The longer I live the less inclined I am to define myself, either as a human being or as a photographer. I’m even growing increasingly impatient with the term ‘photographer’. Human being will do.
I’ve done many things and called myself many things over the years — nature photographer, wilderness photographer, artist, printer, writer, laborer… the list is endless — but none really define me. They’re just things I’ve done.
Definitions can be limiting. It’s easy to pigeonhole ourselves into a certain niche, but once there it can be difficult to pry ourselves loose from it. More often than not we’re defined by the kind of work we do. Upon meeting someone, invariably one of the first questions asked is “so what do you do?” We answer with what we do for a living, and bingo — we’re categorized. We’re neatly catalogued and pigeonholed. That’s that, and all too often we accept that as being what we are.

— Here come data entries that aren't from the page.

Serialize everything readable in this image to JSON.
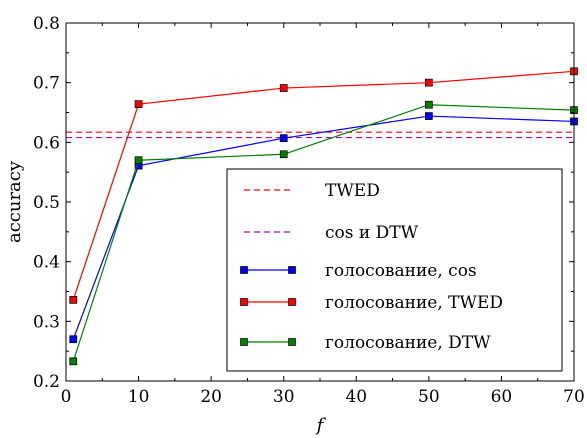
{
  "chart_data": {
    "type": "line",
    "xlabel": "f",
    "ylabel": "accuracy",
    "xlim": [
      0,
      70
    ],
    "ylim": [
      0.2,
      0.8
    ],
    "xticks": [
      "0",
      "10",
      "20",
      "30",
      "40",
      "50",
      "60",
      "70"
    ],
    "yticks": [
      "0.2",
      "0.3",
      "0.4",
      "0.5",
      "0.6",
      "0.7",
      "0.8"
    ],
    "grid": false,
    "legend_position": "lower-right",
    "reference_lines": [
      {
        "name": "TWED",
        "y": 0.617,
        "color": "#ff0000",
        "style": "dashed"
      },
      {
        "name": "cos и DTW",
        "y": 0.608,
        "color": "#bf00bf",
        "style": "dashed"
      }
    ],
    "series": [
      {
        "name": "голосование, cos",
        "color": "#0000ff",
        "x": [
          1,
          10,
          30,
          50,
          70
        ],
        "y": [
          0.27,
          0.561,
          0.607,
          0.644,
          0.635
        ]
      },
      {
        "name": "голосование, TWED",
        "color": "#ff0000",
        "x": [
          1,
          10,
          30,
          50,
          70
        ],
        "y": [
          0.336,
          0.664,
          0.691,
          0.7,
          0.719
        ]
      },
      {
        "name": "голосование, DTW",
        "color": "#008000",
        "x": [
          1,
          10,
          30,
          50,
          70
        ],
        "y": [
          0.233,
          0.57,
          0.58,
          0.663,
          0.654
        ]
      }
    ]
  }
}
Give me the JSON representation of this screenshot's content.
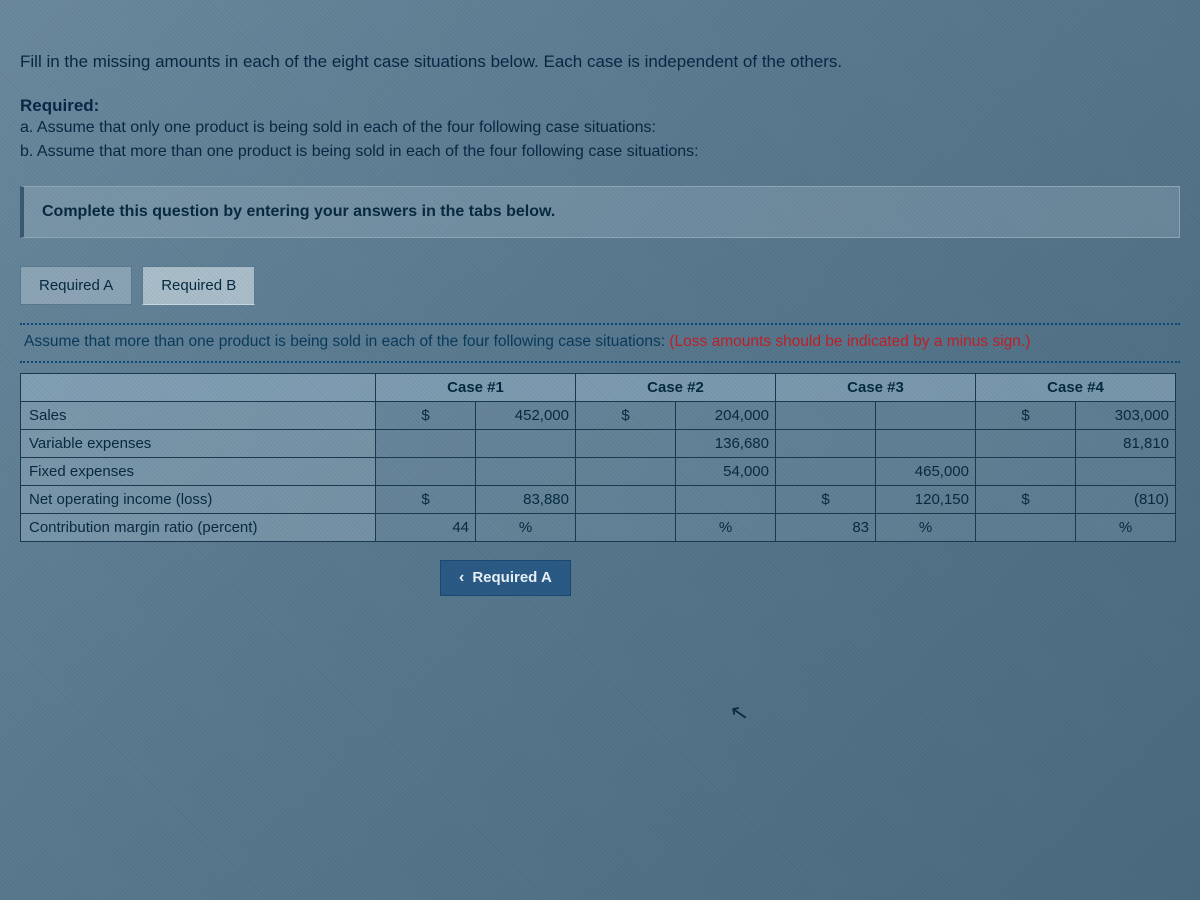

When asked anymore I usually reply that I’m a seer. That’s usually good for a puzzled look, but it kills the question in it’s tracks. I see things. Not in a psychic or clairvoyant sense, but simply as a person who sees. I see the everyday and mundane. I see the interesting and exciting. I see the things many of us pass by everyday without even noticing. I see the beauty in the wilds and I see the artistry in peeling paint and rusting iron. And when moved to do so, I trip the shutter on my camera and pass along what I see. I’m a seer, that’s all, and that’s good enough for me.